Selon M. Muyaya, ce processus ne saurait « consacrer aucune forme d’impunité », estimant que « c’est l’impunité dont bénéficient certains acteurs qui est à la base de la répétitivité des conflits » dans l’est du pays, en proie depuis des années à des violences armées.
Interrogé sur la possibilité d’un échange avec l’ancien président Joseph Kabila, reçu en décembre à Luanda par les autorités angolaises, le porte-parole du gouvernement a recentré le débat sur ce qu’il qualifie d’« agression » contre la RDC.
Il a jugé que les prises de position récentes de M. Kabila, qui a publiquement justifié le combat du mouvement M23 après l’avoir combattu lorsqu’il était au pouvoir, l’apparentaient à un « complice de l’agression ».
« Il y a des gestes qu’il n’aurait jamais dû poser », a déclaré M. Muyaya, ajoutant que « tout dépendra du rapport que, le moment venu, le président Lourenço fera de ses différentes consultations ».
Ces déclarations interviennent au lendemain d’une réunion tenue à Luanda entre les présidents angolais João Lourenço, congolais Félix Tshisekedi et togolais Faure Gnassingbé, médiateur désigné par l’Union africaine (UA), en présence de l’ancien président nigérian Olusegun Obasanjo, représentant les facilitateurs mandatés par l’UA pour le processus de paix en RDC.
À l’issue de cette rencontre, les participants ont appelé à un cessez-le-feu et confié à l’Angola le mandat d’engager des consultations avec l’ensemble des parties congolaises afin de créer les conditions d’un dialogue intercongolais.
Le communiqué final a également rappelé les engagements pris dans le cadre de l’Accord de Washington du 4 décembre 2025 ainsi que les résolutions 2773 et 2808 du Conseil de sécurité des Nations unies, qui portent notamment sur le retrait des troupes rwandaises du territoire congolais et la neutralisation des Forces démocratiques de libération du Rwanda (FDLR).

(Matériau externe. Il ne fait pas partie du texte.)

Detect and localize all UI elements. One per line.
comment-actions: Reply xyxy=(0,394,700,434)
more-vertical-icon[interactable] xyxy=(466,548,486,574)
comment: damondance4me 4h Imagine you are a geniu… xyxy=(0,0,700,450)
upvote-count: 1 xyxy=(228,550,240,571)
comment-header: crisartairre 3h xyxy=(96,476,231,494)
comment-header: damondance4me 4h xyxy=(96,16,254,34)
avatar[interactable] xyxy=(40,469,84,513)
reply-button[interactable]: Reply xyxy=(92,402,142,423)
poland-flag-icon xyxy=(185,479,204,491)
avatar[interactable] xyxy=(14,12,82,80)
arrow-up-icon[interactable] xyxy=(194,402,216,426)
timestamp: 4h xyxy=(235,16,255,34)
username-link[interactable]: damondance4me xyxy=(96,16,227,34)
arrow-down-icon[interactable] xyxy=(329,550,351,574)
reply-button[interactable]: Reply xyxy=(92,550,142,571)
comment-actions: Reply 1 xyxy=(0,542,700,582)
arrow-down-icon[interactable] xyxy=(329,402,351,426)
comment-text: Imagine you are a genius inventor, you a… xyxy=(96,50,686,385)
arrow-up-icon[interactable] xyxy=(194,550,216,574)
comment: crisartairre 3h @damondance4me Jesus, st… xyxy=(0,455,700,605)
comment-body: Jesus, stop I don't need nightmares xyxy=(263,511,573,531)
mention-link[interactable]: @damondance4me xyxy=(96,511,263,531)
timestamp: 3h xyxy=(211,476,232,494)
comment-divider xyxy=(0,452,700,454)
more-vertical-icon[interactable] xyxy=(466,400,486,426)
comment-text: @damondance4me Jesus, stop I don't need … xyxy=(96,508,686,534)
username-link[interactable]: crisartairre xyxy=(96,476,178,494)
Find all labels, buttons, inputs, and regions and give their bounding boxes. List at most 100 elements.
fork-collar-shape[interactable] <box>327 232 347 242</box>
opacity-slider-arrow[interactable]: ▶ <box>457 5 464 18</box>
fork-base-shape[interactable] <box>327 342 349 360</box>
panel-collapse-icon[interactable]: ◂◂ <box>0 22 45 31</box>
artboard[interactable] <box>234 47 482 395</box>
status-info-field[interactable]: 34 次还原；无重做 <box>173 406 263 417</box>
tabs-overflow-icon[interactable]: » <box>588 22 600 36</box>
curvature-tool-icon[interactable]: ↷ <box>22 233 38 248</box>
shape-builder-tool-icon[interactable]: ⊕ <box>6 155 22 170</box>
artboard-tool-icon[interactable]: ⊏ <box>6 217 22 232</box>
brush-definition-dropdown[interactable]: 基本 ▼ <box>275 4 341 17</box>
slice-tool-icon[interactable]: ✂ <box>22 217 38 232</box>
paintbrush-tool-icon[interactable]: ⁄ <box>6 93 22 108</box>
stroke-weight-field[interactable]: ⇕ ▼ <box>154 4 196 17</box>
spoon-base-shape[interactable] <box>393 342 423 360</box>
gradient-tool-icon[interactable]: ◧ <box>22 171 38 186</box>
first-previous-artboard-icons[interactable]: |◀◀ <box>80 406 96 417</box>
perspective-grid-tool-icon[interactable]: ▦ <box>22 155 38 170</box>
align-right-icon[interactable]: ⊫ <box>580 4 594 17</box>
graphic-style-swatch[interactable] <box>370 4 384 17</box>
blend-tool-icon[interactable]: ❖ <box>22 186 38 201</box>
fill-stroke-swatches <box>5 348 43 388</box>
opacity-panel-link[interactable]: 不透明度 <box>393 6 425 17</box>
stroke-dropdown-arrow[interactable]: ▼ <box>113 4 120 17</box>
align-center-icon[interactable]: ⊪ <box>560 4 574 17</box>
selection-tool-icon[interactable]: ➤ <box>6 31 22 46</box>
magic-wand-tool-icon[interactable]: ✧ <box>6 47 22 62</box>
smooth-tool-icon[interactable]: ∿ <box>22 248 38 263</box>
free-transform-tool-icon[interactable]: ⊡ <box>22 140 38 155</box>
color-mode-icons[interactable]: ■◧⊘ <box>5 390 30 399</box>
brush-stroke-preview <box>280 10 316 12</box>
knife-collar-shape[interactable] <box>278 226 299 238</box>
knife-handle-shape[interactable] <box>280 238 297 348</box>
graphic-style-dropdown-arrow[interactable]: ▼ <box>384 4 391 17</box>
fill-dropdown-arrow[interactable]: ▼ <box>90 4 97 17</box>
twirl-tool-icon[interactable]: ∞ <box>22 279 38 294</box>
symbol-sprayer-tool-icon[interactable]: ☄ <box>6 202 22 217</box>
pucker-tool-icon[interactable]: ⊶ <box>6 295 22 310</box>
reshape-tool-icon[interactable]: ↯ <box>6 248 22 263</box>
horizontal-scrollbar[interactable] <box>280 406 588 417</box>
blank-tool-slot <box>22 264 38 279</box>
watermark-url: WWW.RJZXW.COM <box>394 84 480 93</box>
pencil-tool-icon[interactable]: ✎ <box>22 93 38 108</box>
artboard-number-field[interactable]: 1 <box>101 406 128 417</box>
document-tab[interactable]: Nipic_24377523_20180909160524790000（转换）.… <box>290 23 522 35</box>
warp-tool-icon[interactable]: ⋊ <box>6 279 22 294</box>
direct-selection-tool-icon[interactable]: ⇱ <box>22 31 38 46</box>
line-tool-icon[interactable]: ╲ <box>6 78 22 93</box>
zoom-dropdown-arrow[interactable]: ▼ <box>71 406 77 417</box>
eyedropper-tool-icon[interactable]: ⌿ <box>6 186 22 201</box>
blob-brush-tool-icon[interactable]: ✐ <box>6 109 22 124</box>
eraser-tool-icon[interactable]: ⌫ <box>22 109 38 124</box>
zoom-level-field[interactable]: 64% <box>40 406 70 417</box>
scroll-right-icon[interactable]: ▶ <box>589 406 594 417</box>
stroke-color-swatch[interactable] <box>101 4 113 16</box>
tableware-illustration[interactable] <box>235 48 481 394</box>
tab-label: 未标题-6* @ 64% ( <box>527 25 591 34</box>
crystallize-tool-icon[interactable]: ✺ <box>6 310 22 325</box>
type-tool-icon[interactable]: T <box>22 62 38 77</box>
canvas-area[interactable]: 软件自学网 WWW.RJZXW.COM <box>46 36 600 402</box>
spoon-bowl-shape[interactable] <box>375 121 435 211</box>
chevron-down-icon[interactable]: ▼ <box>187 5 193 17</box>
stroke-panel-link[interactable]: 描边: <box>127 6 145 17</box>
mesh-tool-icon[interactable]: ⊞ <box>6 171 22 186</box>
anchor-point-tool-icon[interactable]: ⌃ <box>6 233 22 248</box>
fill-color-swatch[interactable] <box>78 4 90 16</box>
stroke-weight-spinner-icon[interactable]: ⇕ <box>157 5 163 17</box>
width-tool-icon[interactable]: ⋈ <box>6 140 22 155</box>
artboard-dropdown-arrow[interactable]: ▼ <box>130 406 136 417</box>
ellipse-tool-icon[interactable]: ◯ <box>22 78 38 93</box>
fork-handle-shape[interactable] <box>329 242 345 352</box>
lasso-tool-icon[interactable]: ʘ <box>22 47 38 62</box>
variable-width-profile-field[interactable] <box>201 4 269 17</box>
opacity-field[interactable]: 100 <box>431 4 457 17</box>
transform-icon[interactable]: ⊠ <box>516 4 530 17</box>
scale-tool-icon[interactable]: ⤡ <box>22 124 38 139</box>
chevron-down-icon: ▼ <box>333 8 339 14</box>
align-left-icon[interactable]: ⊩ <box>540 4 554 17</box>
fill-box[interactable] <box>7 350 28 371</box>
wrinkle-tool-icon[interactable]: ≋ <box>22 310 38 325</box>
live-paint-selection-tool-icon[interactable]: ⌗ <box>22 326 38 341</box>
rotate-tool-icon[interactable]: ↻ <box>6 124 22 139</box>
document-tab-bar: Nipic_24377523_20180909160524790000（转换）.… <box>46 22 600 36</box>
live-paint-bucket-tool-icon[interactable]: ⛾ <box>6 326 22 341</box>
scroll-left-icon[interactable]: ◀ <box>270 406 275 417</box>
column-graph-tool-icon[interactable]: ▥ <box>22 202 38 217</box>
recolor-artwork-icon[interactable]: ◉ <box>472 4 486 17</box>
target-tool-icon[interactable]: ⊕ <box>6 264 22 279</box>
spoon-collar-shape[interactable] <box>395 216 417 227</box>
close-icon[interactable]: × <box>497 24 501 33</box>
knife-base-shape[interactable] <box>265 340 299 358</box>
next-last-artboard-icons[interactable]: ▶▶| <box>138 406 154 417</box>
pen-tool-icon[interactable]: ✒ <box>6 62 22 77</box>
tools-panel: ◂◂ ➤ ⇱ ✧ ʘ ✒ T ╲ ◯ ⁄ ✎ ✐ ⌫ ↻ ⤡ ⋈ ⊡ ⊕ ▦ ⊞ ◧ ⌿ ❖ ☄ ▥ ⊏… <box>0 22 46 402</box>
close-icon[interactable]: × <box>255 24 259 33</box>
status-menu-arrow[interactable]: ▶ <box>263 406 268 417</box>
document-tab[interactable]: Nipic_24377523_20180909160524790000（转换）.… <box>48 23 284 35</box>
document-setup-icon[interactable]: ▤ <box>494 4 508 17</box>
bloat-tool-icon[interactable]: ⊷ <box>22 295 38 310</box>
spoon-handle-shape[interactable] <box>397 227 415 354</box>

Le président Tshisekedi a, pour sa part, réaffirmé ces dernières semaines son ouverture à un dialogue national, tout en soulignant qu’il ne saurait « relativiser une agression ni diluer des responsabilités établies ».
Il a précisé que ce dialogue, s’il devait avoir lieu, serait organisé en RDC par les institutions de la République, dans le respect de la Constitution, tout en saluant les bons offices du président Lourenço, actuel président en exercice de l’Union africaine.